Մատչելիության հղումներ

Government Mulls New Anti-Corruption Drive


By Emil Danielyan
The Armenian government discussed on Saturday its promised new anti-corruption strategy but declined to specify just how it plans to tackle various forms of widespread graft in the country in the next few years.

The issue dominated a meeting of its special anti-corruption council chaired by Prime Minister Serzh Sarkisian. A government statement said the council discussed the main points of the new strategy and approved a nine-month timetable for drawing up a plan of relevant actions to be implemented from 2008 through 2012. Representatives of civil society and international organizations will also be involved in the effort, the statement said.

An aide to President Robert Kocharian, who heads a separate government commission monitoring implementation of stated anti-corruption measures, was quoted as outlining the planned document at the meeting. The official, Gevorg Mherian, said its main provisions have been worked out in collaboration with officials from the OSCE, the Council of Europe, the United Nations and the U.S. Agency for International Development. The government statement gave no further details.

The government had already launched in late 2003 and claims to have successfully implemented a set of mainly legislative measures which were meant to reduce the scale of bribery, nepotism and corrupt practices affecting many Armenians. Although those measures were endorsed by the World Bank and other Western donors, there is little evidence that they have strengthened the rule of law in the country.
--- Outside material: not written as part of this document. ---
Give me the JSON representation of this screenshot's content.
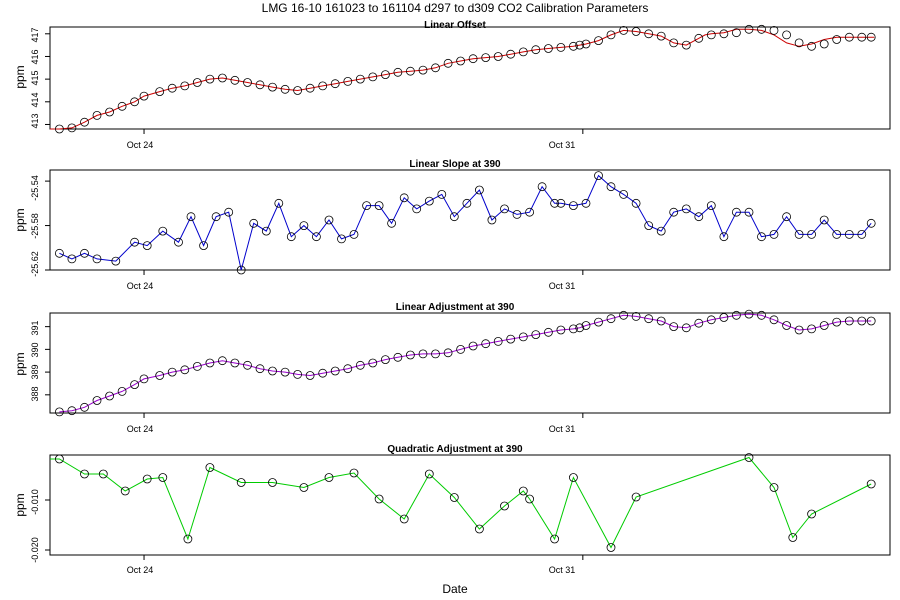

The Center for Regional Development (CRD), the Armenian affiliate of the anti-graft group Transparency International, insisted on Saturday that the 2003 program has been “very ineffective.” Amalia Kostanian, the CRD chairwoman who resigned from Mherian’s commission last February in protest against its perceived inactivity, said the new anti-corruption drive will be just as fruitless unless it puts the emphasis on the enforcement of laws and prosecution of corrupt government officials.

“If this is not made clear in the new strategy, we will see more of the same imitation of a fight against corruption,” Kostanian told RFE/RL.

Sarkisian, meanwhile, was quoted by his press office as saying that the fight against corruption can be “very well combined with second-generation reforms” which his cabinet has promised to implement in the coming days. The reforms are supposed to bolster “social justice,” reduce widespread tax evasion and create a level playing field for all businesses. Addressing the council, Sarkisian also stressed the need for a “broad public involvement” in the government’s new anti-graft drive.

According to opinion polls commissioned by Transparency International, most Armenians feel that government corruption has increased in recent years and will become even more rampant in the near future. Armenia ranked 99th out of 180 nations covered in the Berlin-based watchdog’s most recent Corruption Perceptions Index released last fall.